He convinced the organizers of the Berlin games in 1934 to host an exhibition contest between the United States and Japan – a “challenge” match. But by time the Olympics came around in 1936, tensions had risen, as the world was on the brink of war, and Japan pulled out.

That left Mann with a game of Americans playing Americans – though it was billed as a game between the world champions and the Olympic champions — and, like now, no major league stars. The trials for the team were held up the road in Baltimore.

Still, nearly 100,000 filled the Berlin Olympic Stadium to watch a 6-5 win by the “world champions.”

Even with the game against Japan falling apart, the attention was the most baseball had received in the Olympics, and appeared ready to become an Olympic event. But World War II stopped the Olympics, and with it momentum for baseball.

Since, there were the occasional exhibition games. In 1956 in Melbourne, more than 100,000 people watched the United States team face the Australians at the Melbourne Cricket Grounds.

It wouldn’t appear again as an exhibition until the Los Angeles games in 1984, and finally, in 1992, became an official Olympic sport.

Still, unlike the National Hockey League, who shut down their sport to allows its players to compete in the Olympics, baseball showed no such interest, and, with the creation of its own international event, the World Baseball Classic, it is unlikely you’ll see Bryce Harper or Mike Trout on the field at the 2020 Tokyo Olympics.
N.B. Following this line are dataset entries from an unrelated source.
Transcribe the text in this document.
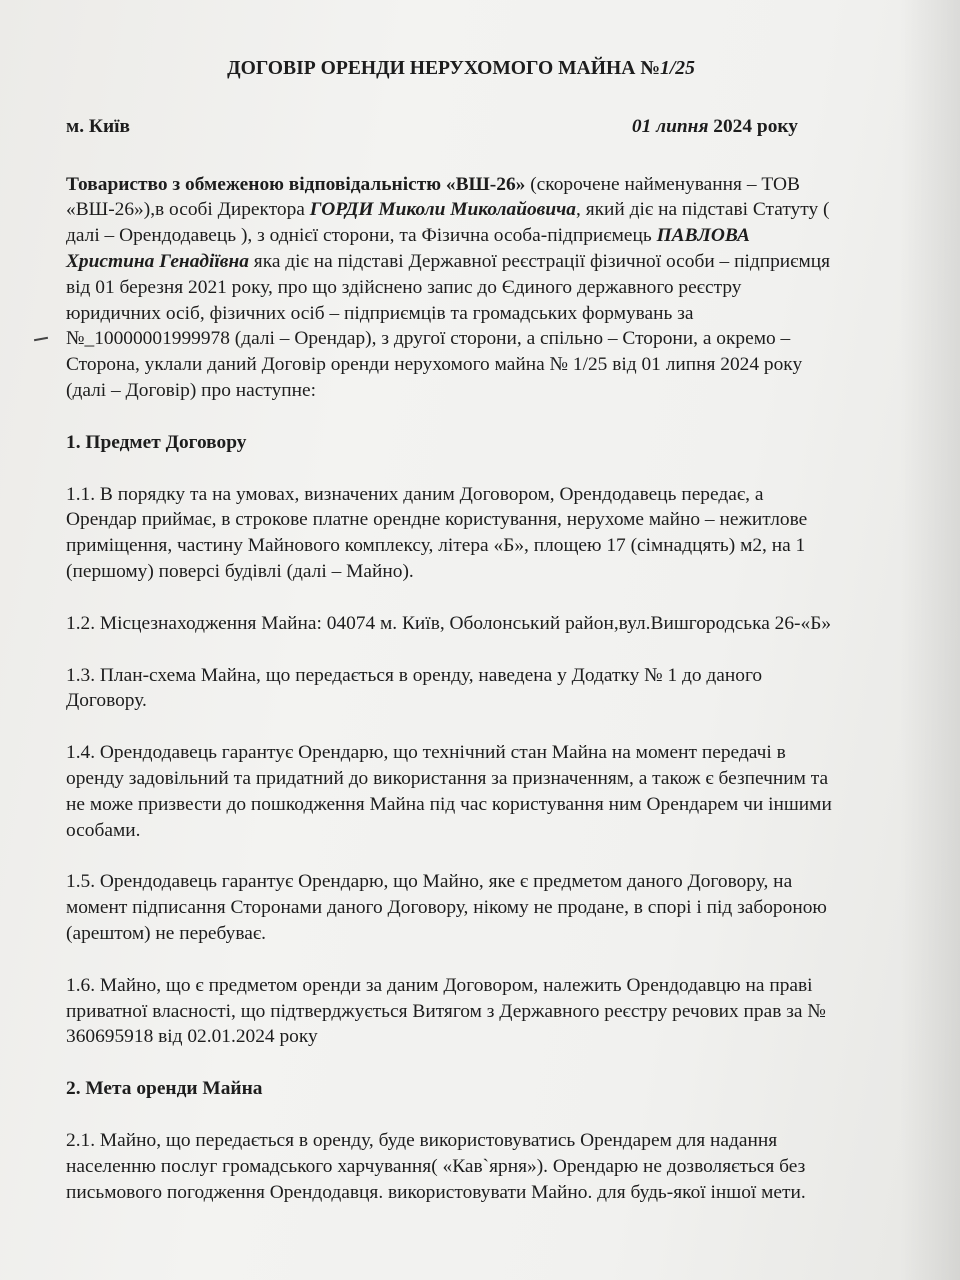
ДОГОВІР ОРЕНДИ НЕРУХОМОГО МАЙНА №1/25
м. Київ	01 липня 2024 року

Товариство з обмеженою відповідальністю «ВШ-26» (скорочене найменування – ТОВ «ВШ-26»),в особі Директора ГОРДИ Миколи Миколайовича, який діє на підставі Статуту ( далі – Орендодавець ), з однієї сторони, та Фізична особа-підприємець ПАВЛОВА Христина Генадіївна яка діє на підставі Державної реєстрації фізичної особи – підприємця від 01 березня 2021 року, про що здійснено запис до Єдиного державного реєстру юридичних осіб, фізичних осіб – підприємців та громадських формувань за №_10000001999978 (далі – Орендар), з другої сторони, а спільно – Сторони, а окремо – Сторона, уклали даний Договір оренди нерухомого майна № 1/25 від 01 липня 2024 року (далі – Договір) про наступне:

1. Предмет Договору

1.1. В порядку та на умовах, визначених даним Договором, Орендодавець передає, а Орендар приймає, в строкове платне орендне користування, нерухоме майно – нежитлове приміщення, частину Майнового комплексу, літера «Б», площею 17 (сімнадцять) м2, на 1 (першому) поверсі будівлі (далі – Майно).

1.2. Місцезнаходження Майна: 04074 м. Київ, Оболонський район,вул.Вишгородська 26-«Б»

1.3. План-схема Майна, що передається в оренду, наведена у Додатку № 1 до даного Договору.

1.4. Орендодавець гарантує Орендарю, що технічний стан Майна на момент передачі в оренду задовільний та придатний до використання за призначенням, а також є безпечним та не може призвести до пошкодження Майна під час користування ним Орендарем чи іншими особами.

1.5. Орендодавець гарантує Орендарю, що Майно, яке є предметом даного Договору, на момент підписання Сторонами даного Договору, нікому не продане, в спорі і під забороною (арештом) не перебуває.

1.6. Майно, що є предметом оренди за даним Договором, належить Орендодавцю на праві приватної власності, що підтверджується Витягом з Державного реєстру речових прав за № 360695918 від 02.01.2024 року

2. Мета оренди Майна

2.1. Майно, що передається в оренду, буде використовуватись Орендарем для надання населенню послуг громадського харчування( «Кав`ярня»). Орендарю не дозволяється без письмового погодження Орендодавця. використовувати Майно. для будь-якої іншої мети.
That American team will likely consist of a collection of mostly career minor leaguers – which doesn’t preclude it from being great.

One of the best events I covered at the 2000 Summer Olympics in Sydney was the American team defeating the mighty Cuban national squad for the gold medal. Cuba had won the gold medal in the 1992 and 1996 Olympics without losing a game.

Former Los Angeles Dodgers manager Tommy Lasorda had convinced this group of mostly dispensable players – career minor leaguers, with very few prospects mixed in — that they were the 1927 Yankees. He had them meet with Ted Williams before they came to Australia and, upon arrival, declared that they were the team to beat in the games.

“[Baseball officials] told me that they weren’t giving me a very good team, and I asked, ‘Are they breathing?’” Lasorda said. “I have never managed a team that I didn’t believe was going to win, and I wasn’t about to start now.”

If the return of baseball in the 2020 games can recapture that 2000 magic, it may finally find a permanent home.